The contrast with an earlier upper circuit session is instructive: on May 8, delivery volume rose to 43.66 lakh shares, a 32.73% increase against the five-day average delivery volume, signalling that shares traded were being held, not merely churned. When delivery volumes fall even as the stock hits circuits, it signals thin-liquidity momentum rather than broad institutional conviction — a distinction that matters to any investor entering at these levels.
A rigorous analysis demands that the bears be heard.
Valuation stretch. The stock trades at a price-to-earnings ratio of 266 times and a price-to-book value of 7.01 times, raising questions about sustainability at current levels. Even accounting for the $1.11 billion order, P/E of 266x requires flawless execution across three financial years.

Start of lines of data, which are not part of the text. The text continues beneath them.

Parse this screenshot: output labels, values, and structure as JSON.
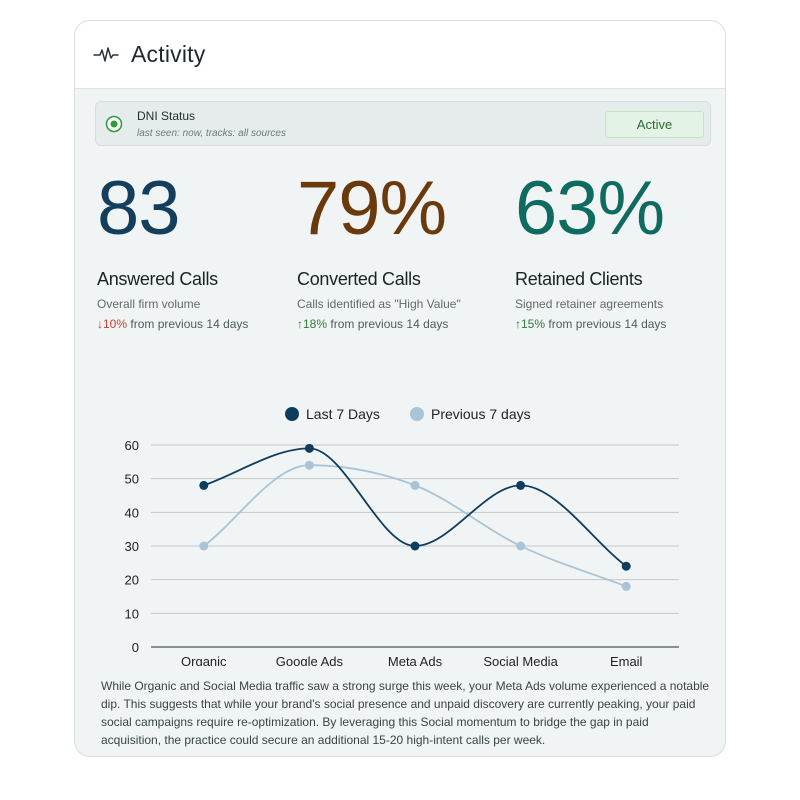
{
  "header": {
    "title": "Activity",
    "icon": "activity-pulse-icon"
  },
  "dni": {
    "title": "DNI Status",
    "subtitle": "last seen: now, tracks: all sources",
    "badge": "Active",
    "dot_color": "#2e9a3d",
    "icon": "radio-dot-icon"
  },
  "stats": [
    {
      "value": "83",
      "label": "Answered Calls",
      "description": "Overall firm volume",
      "change_arrow": "↓",
      "change_pct": "10%",
      "change_text": " from previous 14 days",
      "direction": "down",
      "color": "#143f5c"
    },
    {
      "value": "79%",
      "label": "Converted Calls",
      "description": "Calls identified as \"High Value\"",
      "change_arrow": "↑",
      "change_pct": "18%",
      "change_text": " from previous 14 days",
      "direction": "up",
      "color": "#6b3a0c"
    },
    {
      "value": "63%",
      "label": "Retained Clients",
      "description": "Signed retainer agreements",
      "change_arrow": "↑",
      "change_pct": "15%",
      "change_text": " from previous 14 days",
      "direction": "up",
      "color": "#0f6a60"
    }
  ],
  "chart_data": {
    "type": "line",
    "categories": [
      "Organic",
      "Google Ads",
      "Meta Ads",
      "Social Media",
      "Email"
    ],
    "series": [
      {
        "name": "Last 7 Days",
        "values": [
          48,
          59,
          30,
          48,
          24
        ],
        "color": "#0f3d5e"
      },
      {
        "name": "Previous 7 days",
        "values": [
          30,
          54,
          48,
          30,
          18
        ],
        "color": "#a8c4d6"
      }
    ],
    "yticks": [
      0,
      10,
      20,
      30,
      40,
      50,
      60
    ],
    "ylim": [
      0,
      60
    ],
    "curve": "smooth",
    "grid": true,
    "legend_position": "top-center"
  },
  "insight": "While Organic and Social Media traffic saw a strong surge this week, your Meta Ads volume experienced a notable dip. This suggests that while your brand's social presence and unpaid discovery are currently peaking, your paid social campaigns require re-optimization. By leveraging this Social momentum to bridge the gap in paid acquisition, the practice could secure an additional 15-20 high-intent calls per week."
}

Legacy debt burden. The company’s five-year operating profit contraction of 16.46% annually, weak ROE of 6.21% on average, and high debt-to-EBITDA ratio of 5.81 times — based on the longer historical average — highlight financial constraints that a single order cannot fully erase.

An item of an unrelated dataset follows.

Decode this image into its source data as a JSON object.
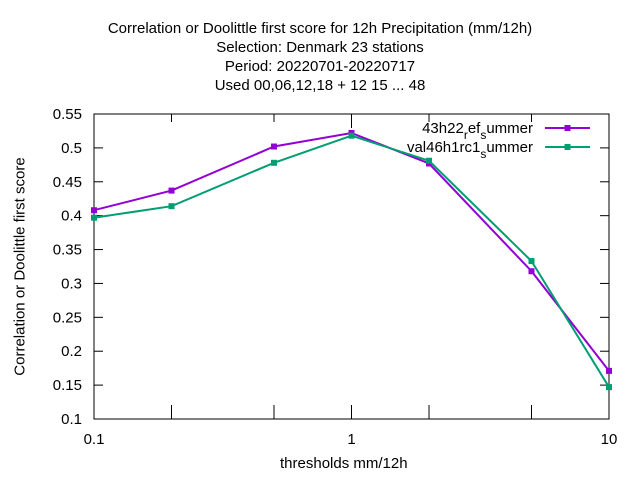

Contract concentration risk. The $1.11 billion order flows through a single unnamed hyperscaler. The contract’s risk-sharing framework protects both parties, but demand concentration in one customer — however large — introduces execution and relationship risk that STL’s historical order mix did not carry.
Identity opacity. The hyperscaler’s non-disclosure is standard practice in US tech contracts. But for Indian retail investors, it means material revenue visibility rests on an unnamed counterparty. Any deterioration in that relationship would be invisible until it hits the numbers.
STL is capitalising on the intersection of three major investment cycles: FTTx, data centers, and 5G. The company is increasingly shifting its focus toward high-growth segments, with Enterprise and Data Center revenues expected to scale up to 30% in the current year.
The AI infrastructure boom is not a single super-cycle. The data centre connectivity market is structurally expanding as GPU clusters require progressively denser fibre connectivity per rack. As AI models become larger and data centers become more GPU-intensive, the amount of data moving between servers increases sharply, requiring significantly higher optical fibre density inside data centres — precisely where companies like STL benefit.
What the market is really pricing is a narrative transition: STL is no longer simply a telecom capex cycle beneficiary. It is now positioned as a direct enabler of the global AI infrastructure build-out — with proprietary technology, a proven hyperscaler relationship, and a vertically integrated manufacturing stack that few Indian companies can match.
Disclaimer: This article is for informational purposes only and does not constitute investment advice or a solicitation to buy or sell securities. STLTECH is a high-momentum small-cap stock with significant valuation risk. Consult a SEBI-registered investment advisor before making any financial decisions.)